IT is hard to believe the ceasefire in Northern Ireland is 11 years old. Hard to believe, because people are still being threatened, beaten and forced out of their homes by terrorist factions.

Last weekend, in my home town of Strabane, family and friends could only stand and watch as 1,000 marchers paraded through the streets chanting "IRA! IRA!"

At the centre of it all were Sinn Fein leaders Gerry Adams and Martin McGuinness, surrounded by men in combats and berets. They were there to dedicate a memorial to a couple of young IRA men shot dead in the town more than 20 years ago. I knew one of them. He was young and naive and it was a pointless waste of a life.

We all thought we had moved on since then. Yet here Adams is, still giving rebel-rousing speeches, surrounded by what looks like his own private army, glorifying the useless and bloody struggle we are all trying to put behind us.

His party, facing accusations of money laundering and being implicated in an IRA bank robbery, is on the defensive.

Despite the atmosphere of fear and intimidation, everyone really wants to believe Adams when he says Sinn Fein has no links with terrorism or crime and there will be no return to war. We are all trying hard to preserve this fragile "peace".

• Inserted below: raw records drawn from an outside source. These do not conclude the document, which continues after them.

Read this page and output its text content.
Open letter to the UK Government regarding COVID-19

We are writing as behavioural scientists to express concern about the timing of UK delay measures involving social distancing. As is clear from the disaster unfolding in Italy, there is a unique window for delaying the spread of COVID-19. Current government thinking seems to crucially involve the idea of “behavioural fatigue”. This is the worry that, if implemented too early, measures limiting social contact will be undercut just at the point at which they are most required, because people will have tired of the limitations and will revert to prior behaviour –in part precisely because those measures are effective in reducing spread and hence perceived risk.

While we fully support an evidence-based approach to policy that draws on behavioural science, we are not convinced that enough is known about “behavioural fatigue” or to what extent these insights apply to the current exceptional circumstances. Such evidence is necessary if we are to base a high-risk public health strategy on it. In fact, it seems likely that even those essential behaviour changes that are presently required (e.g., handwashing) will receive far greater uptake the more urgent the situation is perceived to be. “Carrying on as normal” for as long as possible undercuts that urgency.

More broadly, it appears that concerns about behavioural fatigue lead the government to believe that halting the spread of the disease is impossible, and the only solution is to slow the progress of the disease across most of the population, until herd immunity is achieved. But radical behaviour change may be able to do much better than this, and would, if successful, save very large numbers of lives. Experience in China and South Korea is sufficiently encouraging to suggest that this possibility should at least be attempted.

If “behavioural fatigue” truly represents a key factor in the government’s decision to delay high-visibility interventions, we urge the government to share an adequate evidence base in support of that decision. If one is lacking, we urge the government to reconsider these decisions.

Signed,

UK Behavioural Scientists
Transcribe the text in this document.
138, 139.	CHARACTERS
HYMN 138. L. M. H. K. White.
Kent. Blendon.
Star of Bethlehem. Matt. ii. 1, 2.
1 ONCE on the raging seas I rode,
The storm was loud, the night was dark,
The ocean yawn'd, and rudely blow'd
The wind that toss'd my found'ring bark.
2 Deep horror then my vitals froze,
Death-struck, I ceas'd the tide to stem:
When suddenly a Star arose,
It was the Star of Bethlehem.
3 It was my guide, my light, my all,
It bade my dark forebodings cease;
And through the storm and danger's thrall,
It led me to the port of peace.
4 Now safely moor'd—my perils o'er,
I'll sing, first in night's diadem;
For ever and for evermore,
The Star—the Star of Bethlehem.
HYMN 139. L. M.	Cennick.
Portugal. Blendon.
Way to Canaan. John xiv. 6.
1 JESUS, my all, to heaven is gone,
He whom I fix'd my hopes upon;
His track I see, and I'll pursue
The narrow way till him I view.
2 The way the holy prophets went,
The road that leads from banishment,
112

In recent years, people all over the world have come to regard Adams as an international statesman. It is time he started to act like one. Getting rid of the heavies in combat gear would be a start.

A FASCINATING woman in her seventies phoned Radio 4's Home Truths programme this week to reveal how, at the end of her tether hand washing and drying towelling nappies in the 1950s, she came up with the ingenious idea of using the wadding in adult incontinent pads for her baby. But cutting them into a convenient nappy size was tough, leaving her with painful blisters.

She appealed to everyone, from the chemist's where she bought the wadding, to their suppliers, for help. Eventually, someone gave her the number for one of the top men at Proctor and Gamble. "I'm sure lots of other mothers would want them too," she said. He laughed: "No-one wants to buy something they're going to throw away."

And so, the original inventor of the disposable nappy was put in her place. I wonder how many other mothers have come up with brilliant ideas which they haven't been able to get off the ground because men in suits just don't get the point?

AT last, Education Secretary Ruth Kelly says that, from September, school dinners will have to meet minimum nutritional standards. But why has it taken a celebrity chef with a high profile TV programme to get the Government to sit up and take notice of what they have been feeding our children in school five days a week for the past seven years?

FOLLOWING my comments last week about children asking unexpected questions, a teacher contacted me with the story of an Indian musician who came in to play traditional Asian music to her primary school class. He followed this with an interesting talk and children were asked if they had any questions. A hand shot up: "What colour is your front door?" said the child.